Radio, sueur, pull au sol, volets ouverts, fenêtre, fraîcheur.

Rien qu’une autre journée. Le bon bout. Énergie. Enceinte, sonore, volume, à fond, portable.

Mac Miller.

Blue World.

Le son parfait, entraînant, rythmé et énergique !

Le jeune homme, plein d’énergie, fixait la poêle dans laquelle il opérait à la cuisson de son omelette du matin. L’appartement étroit l’entourait, l'étouffait, comme chaque matin. Il leva les yeux de ses œufs à son pauvre onze mètres carré : un pull Pullman Hotel au sol, livres de boxe sur le matelas, posters de boxe aux quatre murs, articles de combats, de gala, de compétition et ici, éparses, des photos de familles. Dans le coin, le lit déjà fait, minuscule, la radio qu’il discernait à peine à travers le son de sa playlist favorite.

Voilà. Sa vie se trouvait là, entre les quatre murs étroits du dix-neuvième arrondissement.

Impossible d’échouer aujourd’hui.

Comme hier, comme avant-hier, et tous les autres jours.

Il se glissa sous l’eau froide de la douche une fois sa cuisson terminée.

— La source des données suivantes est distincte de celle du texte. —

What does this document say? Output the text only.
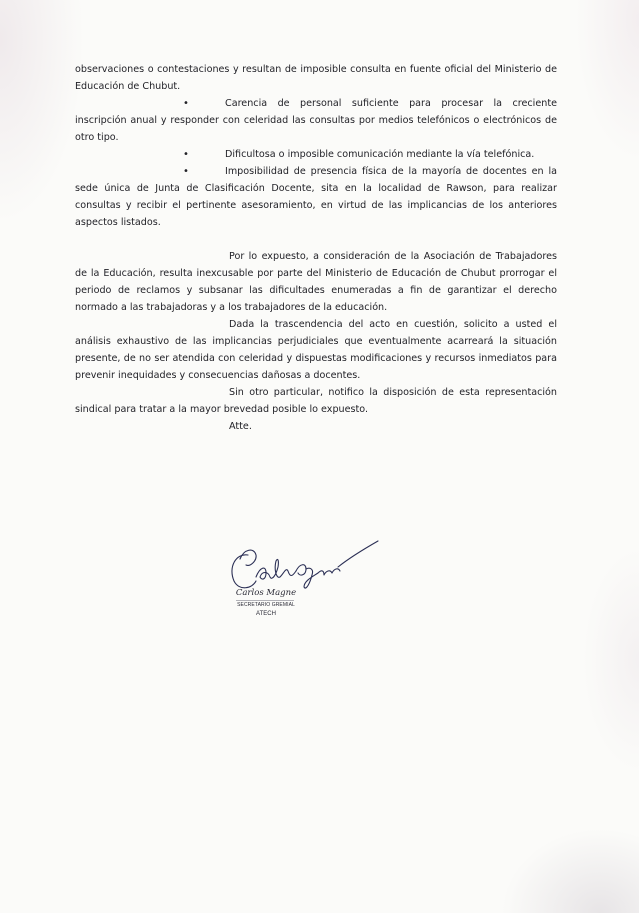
observaciones o contestaciones y resultan de imposible consulta en fuente oficial del Ministerio de Educación de Chubut.

•	Carencia de personal suficiente para procesar la creciente inscripción anual y responder con celeridad las consultas por medios telefónicos o electrónicos de otro tipo.

•	Dificultosa o imposible comunicación mediante la vía telefónica.

•	Imposibilidad de presencia física de la mayoría de docentes en la sede única de Junta de Clasificación Docente, sita en la localidad de Rawson, para realizar consultas y recibir el pertinente asesoramiento, en virtud de las implicancias de los anteriores aspectos listados.

Por lo expuesto, a consideración de la Asociación de Trabajadores de la Educación, resulta inexcusable por parte del Ministerio de Educación de Chubut prorrogar el periodo de reclamos y subsanar las dificultades enumeradas a fin de garantizar el derecho normado a las trabajadoras y a los trabajadores de la educación.

Dada la trascendencia del acto en cuestión, solicito a usted el análisis exhaustivo de las implicancias perjudiciales que eventualmente acarreará la situación presente, de no ser atendida con celeridad y dispuestas modificaciones y recursos inmediatos para prevenir inequidades y consecuencias dañosas a docentes.

Sin otro particular, notifico la disposición de esta representación sindical para tratar a la mayor brevedad posible lo expuesto.

Atte.

Carlos Magne
SECRETARIO GREMIAL
ATECH
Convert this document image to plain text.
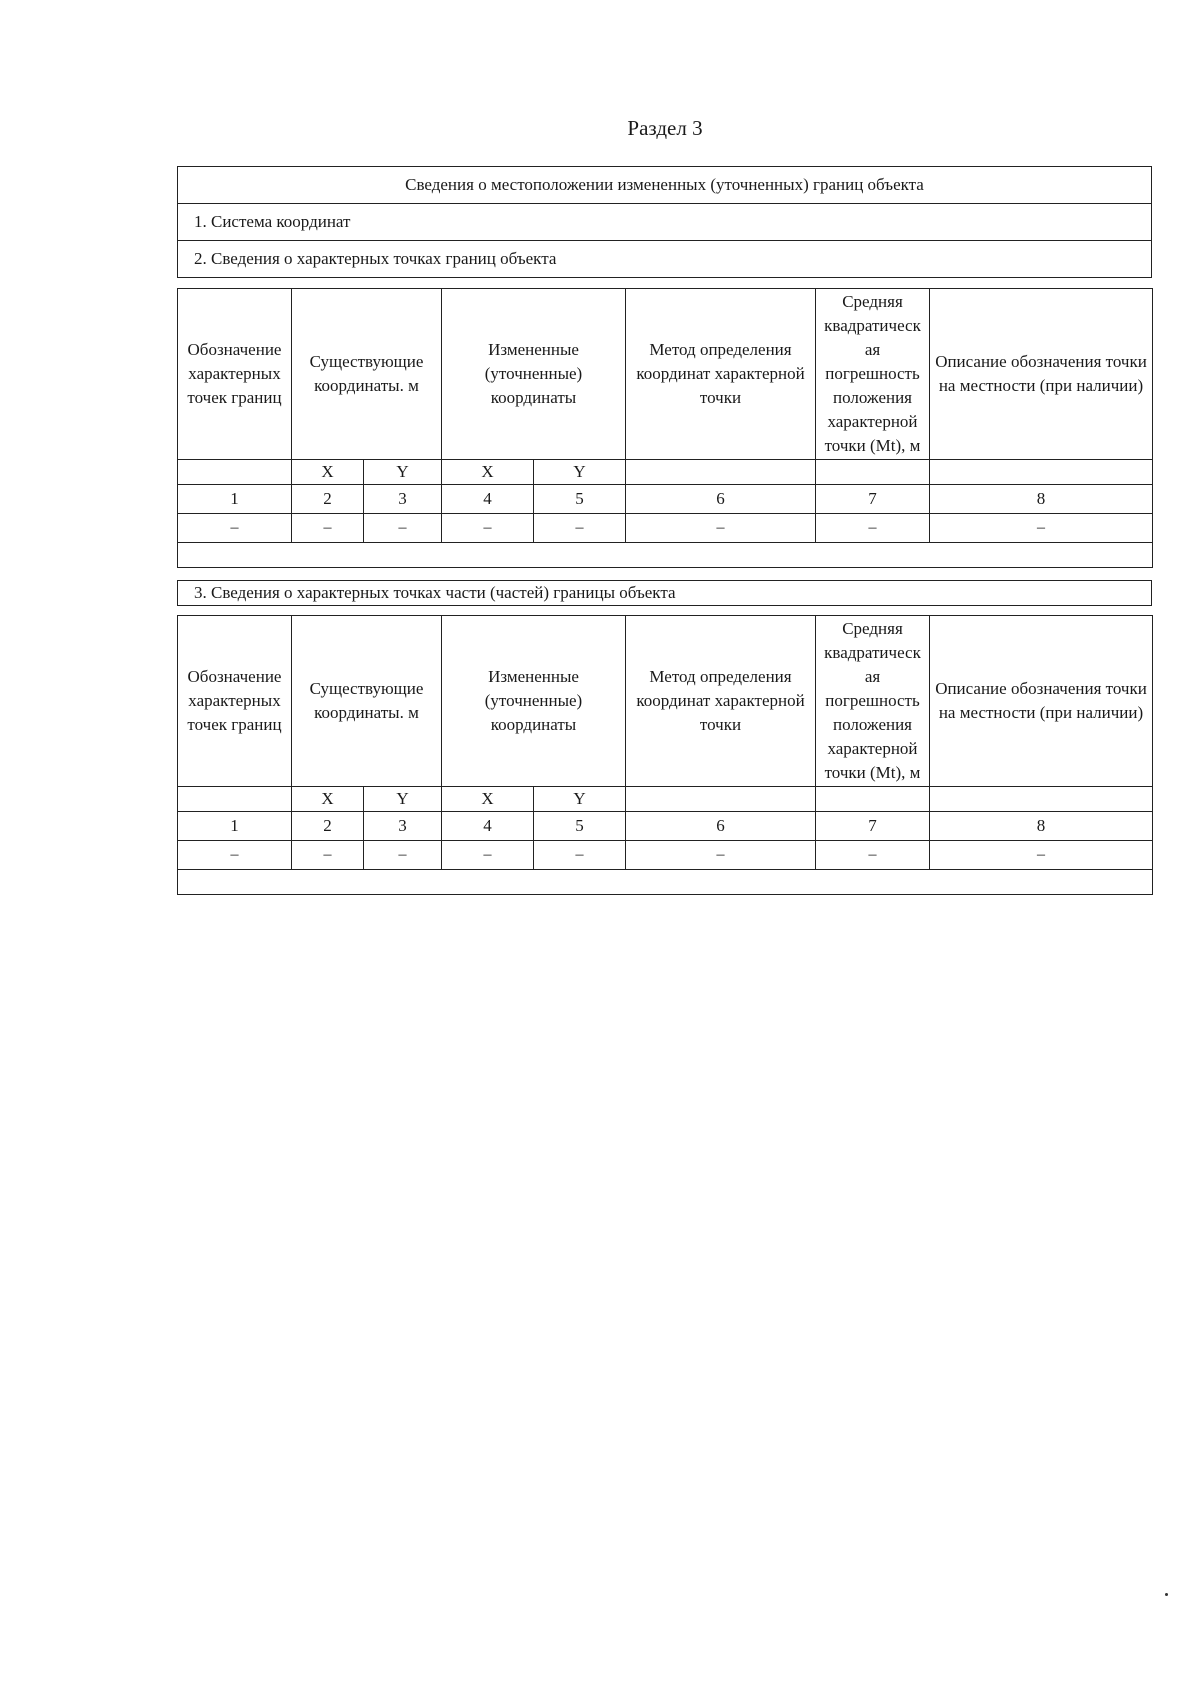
Раздел 3
Сведения о местоположении измененных (уточненных) границ объекта
1. Система координат
2. Сведения о характерных точках границ объекта
Обозначение характерных точек границ	Существующие координаты. м		Измененные (уточненные) координаты		Метод определения координат характерной точки	Средняя квадратическ ая погрешность положения характерной точки (Mt), м	Описание обозначения точки на местности (при наличии)
	X	Y	X	Y			
1	2	3	4	5	6	7	8
–	–	–	–	–	–	–	–

3. Сведения о характерных точках части (частей) границы объекта
Обозначение характерных точек границ	Существующие координаты. м		Измененные (уточненные) координаты		Метод определения координат характерной точки	Средняя квадратическ ая погрешность положения характерной точки (Mt), м	Описание обозначения точки на местности (при наличии)
	X	Y	X	Y			
1	2	3	4	5	6	7	8
–	–	–	–	–	–	–	–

S’écoulant le long de son dos, il serrait les dents, se persuadant de ne pas ressentir la douleur. De manière paradoxale, les muscles ankylosés et meurtris se soulageait au contact de la température négative. En plus des économies sur l’eau chaude..!

Oui. C’était le bon bout.

Sourire.

Lèvres.

Cheveux bouclés.

Trempés.

Serviette autour de la taille.

Manger.

Chambre de bonne, encombrée.

Dehors, le soleil, le froid.

Bonne journée.

Son esprit s’exprimait ainsi, sans aucune interruption, à mesure qu’il s’organisait comme chaque matin de manière presque robotisée. La voix de la radio poursuivait :

“....surtout pas oublier, et nous vous le rappelons évidemment à cette heure matinale de 6 heures , l’événement de l’année, que dis-je ! l'événement du siècle mes chers auditeurs et chères auditrices, la pluie de…”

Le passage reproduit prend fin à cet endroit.